Reshevsky’s preeminent position in American chess was challenged by Bobby Fischer in the late 1950s. A 1961 match between the two players ended in a contentious and controversial draw when Fischer withdrew after eleven games due to a dispute with match sponsors over the starting time for the twelfth game. Throughout the 1960s Reshevsky continued to compete internationally and in American events. One of his finest triumphs was in Buenos Aires in 1960, when he tied for first with Victor Korchnoi. Fischer was among the also-rans. Reshevsky also continued his quest for the world championship, participating in qualifying tournaments and matches during the 1960s and 1970s. During the 1960s, he became a contributor to the New York Herald Tribune and New York Times and wrote several chess books, including an account of the 1972 world championship match between Fischer and world champion Boris Spassky.
Reshevsky suffered an apparent heart attack between rounds of a tournament in 1976. Yet he continued to live the life of a chess professional, competing, giving exhibitions and chess lessons, writing books and articles, conducting correspondence games, and playing more frequently than in his heyday decades earlier. Intermittently during his chess career, he had also worked as an accountant, a life insurance salesman, and a financial analyst. In October 1983 Reshevsky was reunited with his two oldest rivals: Reuben Fine, America’s second great player in the 1930s, and Botvinnik, on the occasion of the latter’s visit to New York City.
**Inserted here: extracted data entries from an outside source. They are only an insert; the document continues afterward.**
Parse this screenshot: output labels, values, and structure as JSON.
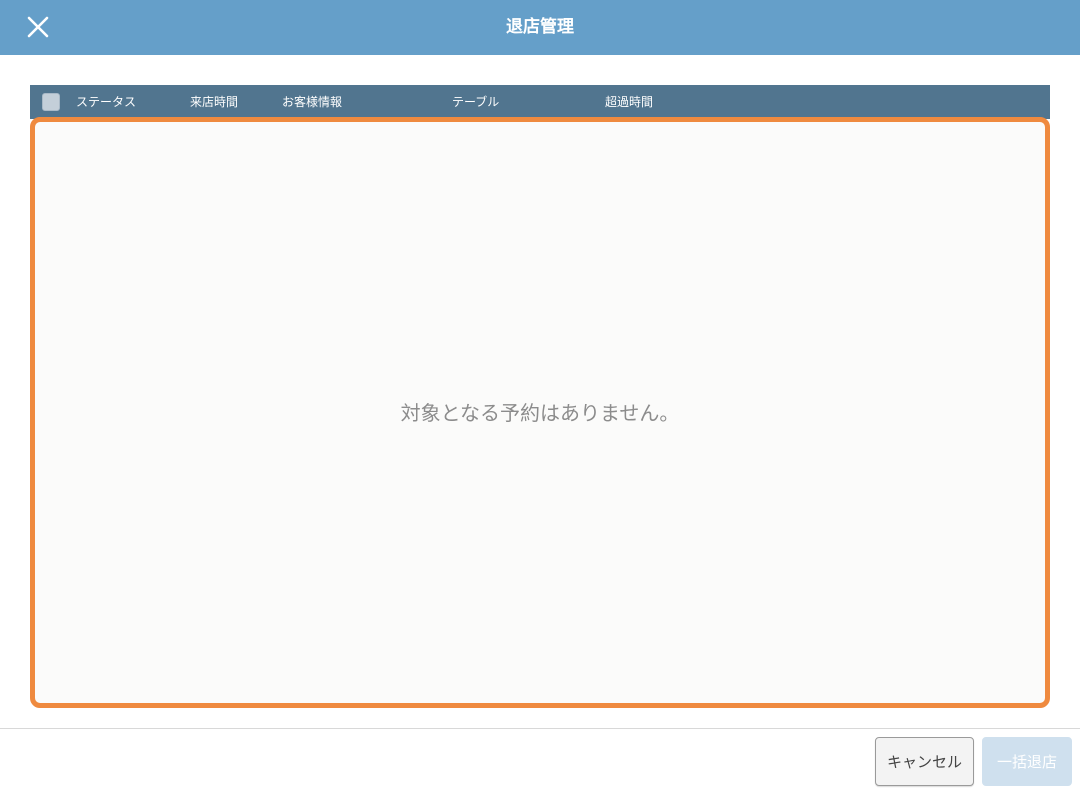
{
  "header": {
    "title": "退店管理",
    "close_icon": "close-icon",
    "background": "#659fc9"
  },
  "table": {
    "select_all_checked": false,
    "columns": [
      "ステータス",
      "来店時間",
      "お客様情報",
      "テーブル",
      "超過時間"
    ],
    "header_background": "#51758f"
  },
  "empty_state": {
    "message": "対象となる予約はありません。",
    "highlight_color": "#ef8a3f"
  },
  "footer": {
    "cancel_label": "キャンセル",
    "bulk_checkout_label": "一括退店",
    "bulk_checkout_enabled": false
  }
}
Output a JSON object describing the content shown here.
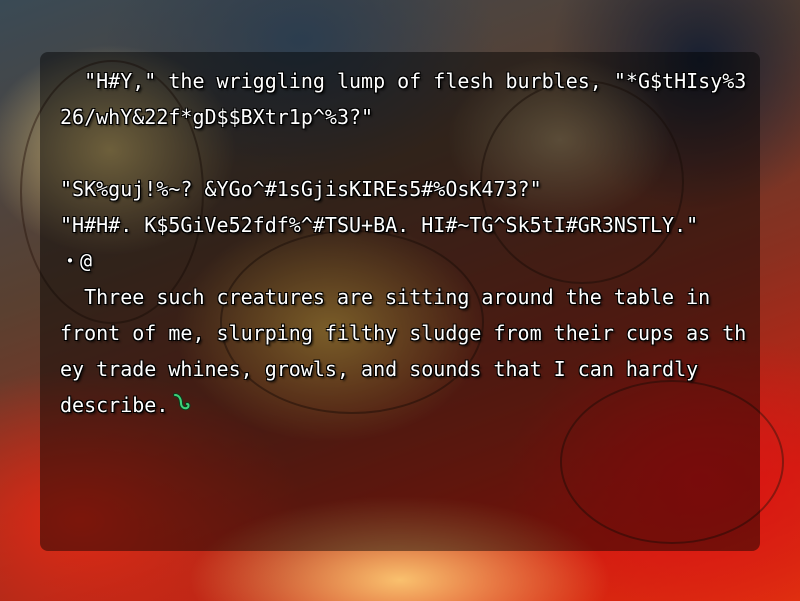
{
  "dialogue": {
    "lines": [
      "  \"H#Y,\" the wriggling lump of flesh burbles, \"*G$tHIsy%3",
      "26/whY&22f*gD$$BXtr1p^%3?\"",
      "",
      "\"SK%guj!%~? &YGo^#1sGjisKIREs5#%OsK473?\"",
      "\"H#H#. K$5GiVe52fdf%^#TSU+BA. HI#~TG^Sk5tI#GR3NSTLY.\"",
      "・@",
      "  Three such creatures are sitting around the table in",
      "front of me, slurping filthy sludge from their cups as th",
      "ey trade whines, growls, and sounds that I can hardly",
      "describe."
    ],
    "continue_icon": "green-hook-cursor-icon",
    "continue_icon_color": "#3fd27a"
  },
  "colors": {
    "textbox_bg": "rgba(0,0,0,0.45)",
    "text": "#ffffff"
  }
}
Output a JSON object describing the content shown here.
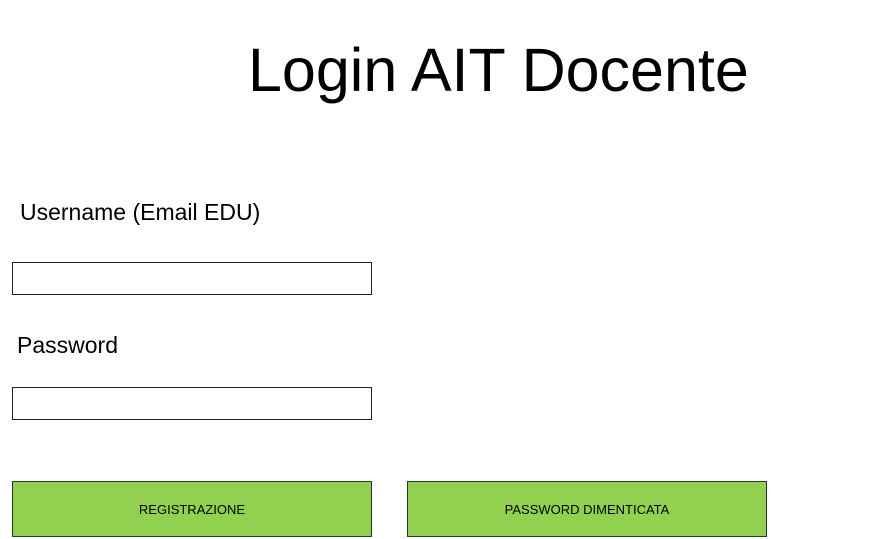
{
  "header": {
    "title": "Login AIT Docente"
  },
  "form": {
    "username_label": "Username (Email EDU)",
    "username_value": "",
    "password_label": "Password",
    "password_value": ""
  },
  "buttons": {
    "register_label": "REGISTRAZIONE",
    "forgot_label": "PASSWORD DIMENTICATA"
  },
  "colors": {
    "button_bg": "#92d050"
  }
}
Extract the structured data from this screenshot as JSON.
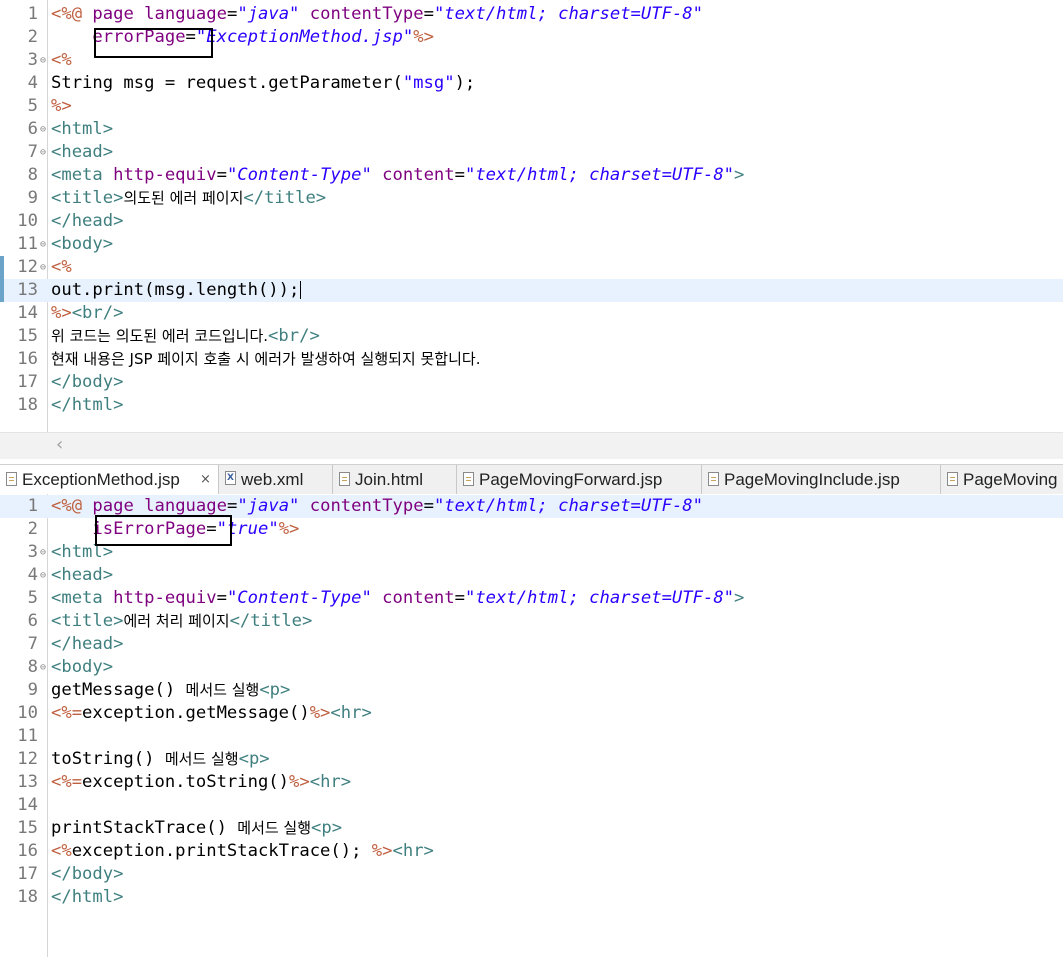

In 1986 Reshevsky was inducted into the U.S. Chess Federation Hall of Fame.
Reshevsky’s final serious chess competition took place in Moscow in June 1991, when he drew a short match against the former world champion and old rival Vassily Smyslov, whom he had first played in 1939. On 4 April 1992, while attending Sabbath services, Reshevsky suffered a fatal heart attack. He died at Good Samaritan Hospital in Suffern, New York.
A devoutly religious man, Reshevsky’s strict adherence to his Orthodox Jewish beliefs often created difficulties for tournament organizers and opponents, as well as selfimposed hardships. He was a diminutive man (barely over five feet tall), blunt, terse, with a rather cold personality to those outside his close friends and family, and he viewed chess pragmatically as a profession. His exploits as a child prodigy served to popularize chess and attract countless adherents to the game but also robbed him of a normal childhood.
Biographical information on Reshevsky, together with a selection of his best games to that point, can be found in his Reshevsky on Chess (1948), a book which may have been completely ghostwritten. Edward Lasker, Chess Secrets (1951), contains reminiscences of Reshevsky. A recent attempt to amass all his games, details of his chess career, and extensive biographical information is Stephen W. Gordon, Samuel Reshevsky: A Compendium of 1, 768 Games, with Diagrams, Crosstables, Some Annotations, and Indexes (1997). Reshevsky was profiled in Time (20 Oct. 1952). A Reshevsky interview, given to Hanon Russell in 1991, appears in Chess Life (Nov. 1991). An obituary is in the New York Times (7 Apr. 1992).